In Perelandra, C.S. Lewis comments at one point that what “Pantheists falsely hoped of Heaven bad men really received in Hell.” For Lewis, dissolving isn’t a rapture, but a nightmare; a kind of final, self-immolating triumph of the ego, which in its longing to be everything swallows the world, blotting out the difference between it and other and so turning itself into naught.

There’s a way in which listening to Barwick, then, is less like listening to Perotin, and more like listening to, say, Darkthrone or Emperor. In black metal’s raspy shrieks, there’s a similar emphasis on voice stripped of personality, the celebration of generic life rather than of a particular human. Black metal is also, fairly explicitly, the flip side of Barwick’s gentle paganism — the universe tearing you to pieces and devouring you rather than gently unfolding to dissolve you. Either way, though, the point is a self that vanishes, whether into a chorus or a hail of knives.

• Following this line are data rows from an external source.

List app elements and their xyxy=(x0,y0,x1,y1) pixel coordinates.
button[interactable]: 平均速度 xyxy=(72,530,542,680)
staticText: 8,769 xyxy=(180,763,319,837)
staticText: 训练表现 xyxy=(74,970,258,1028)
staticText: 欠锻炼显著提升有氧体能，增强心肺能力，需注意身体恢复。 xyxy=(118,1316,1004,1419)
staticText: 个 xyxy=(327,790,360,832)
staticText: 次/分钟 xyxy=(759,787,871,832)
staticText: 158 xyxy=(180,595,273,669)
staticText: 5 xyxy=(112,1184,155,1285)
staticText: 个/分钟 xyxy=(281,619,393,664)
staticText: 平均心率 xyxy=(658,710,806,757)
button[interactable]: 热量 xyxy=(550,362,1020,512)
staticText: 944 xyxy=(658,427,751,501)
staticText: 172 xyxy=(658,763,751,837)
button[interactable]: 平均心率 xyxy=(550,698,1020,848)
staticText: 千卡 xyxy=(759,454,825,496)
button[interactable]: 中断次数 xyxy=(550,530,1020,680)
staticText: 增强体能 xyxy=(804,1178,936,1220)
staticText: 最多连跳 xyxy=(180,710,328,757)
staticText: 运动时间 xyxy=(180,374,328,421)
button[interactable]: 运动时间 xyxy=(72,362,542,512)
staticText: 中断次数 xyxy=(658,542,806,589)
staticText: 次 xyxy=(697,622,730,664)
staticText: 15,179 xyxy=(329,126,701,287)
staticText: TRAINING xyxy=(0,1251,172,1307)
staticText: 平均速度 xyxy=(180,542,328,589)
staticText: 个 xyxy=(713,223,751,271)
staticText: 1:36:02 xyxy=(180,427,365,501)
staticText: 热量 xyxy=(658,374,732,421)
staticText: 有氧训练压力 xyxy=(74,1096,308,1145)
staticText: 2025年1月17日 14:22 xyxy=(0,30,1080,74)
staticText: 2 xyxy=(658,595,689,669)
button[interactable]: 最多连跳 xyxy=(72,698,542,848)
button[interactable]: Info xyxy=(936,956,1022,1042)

Perotin’s apotheosis is different. God in polyphony doesn’t blot out personality; he uses it. At the beginning of “Sederunt Principes” some of the intervals are close to microtones, creating shimmering, rapturous echoes. Yet each voice is still distinct. Individuals are still individuals. It’s just that, in the structure of their communal effort, there’s something else — an additional spirit. In comparison with that mysterious presence, Barwick’s Magic Place seems mundane, no matter how much of herself she puts in it.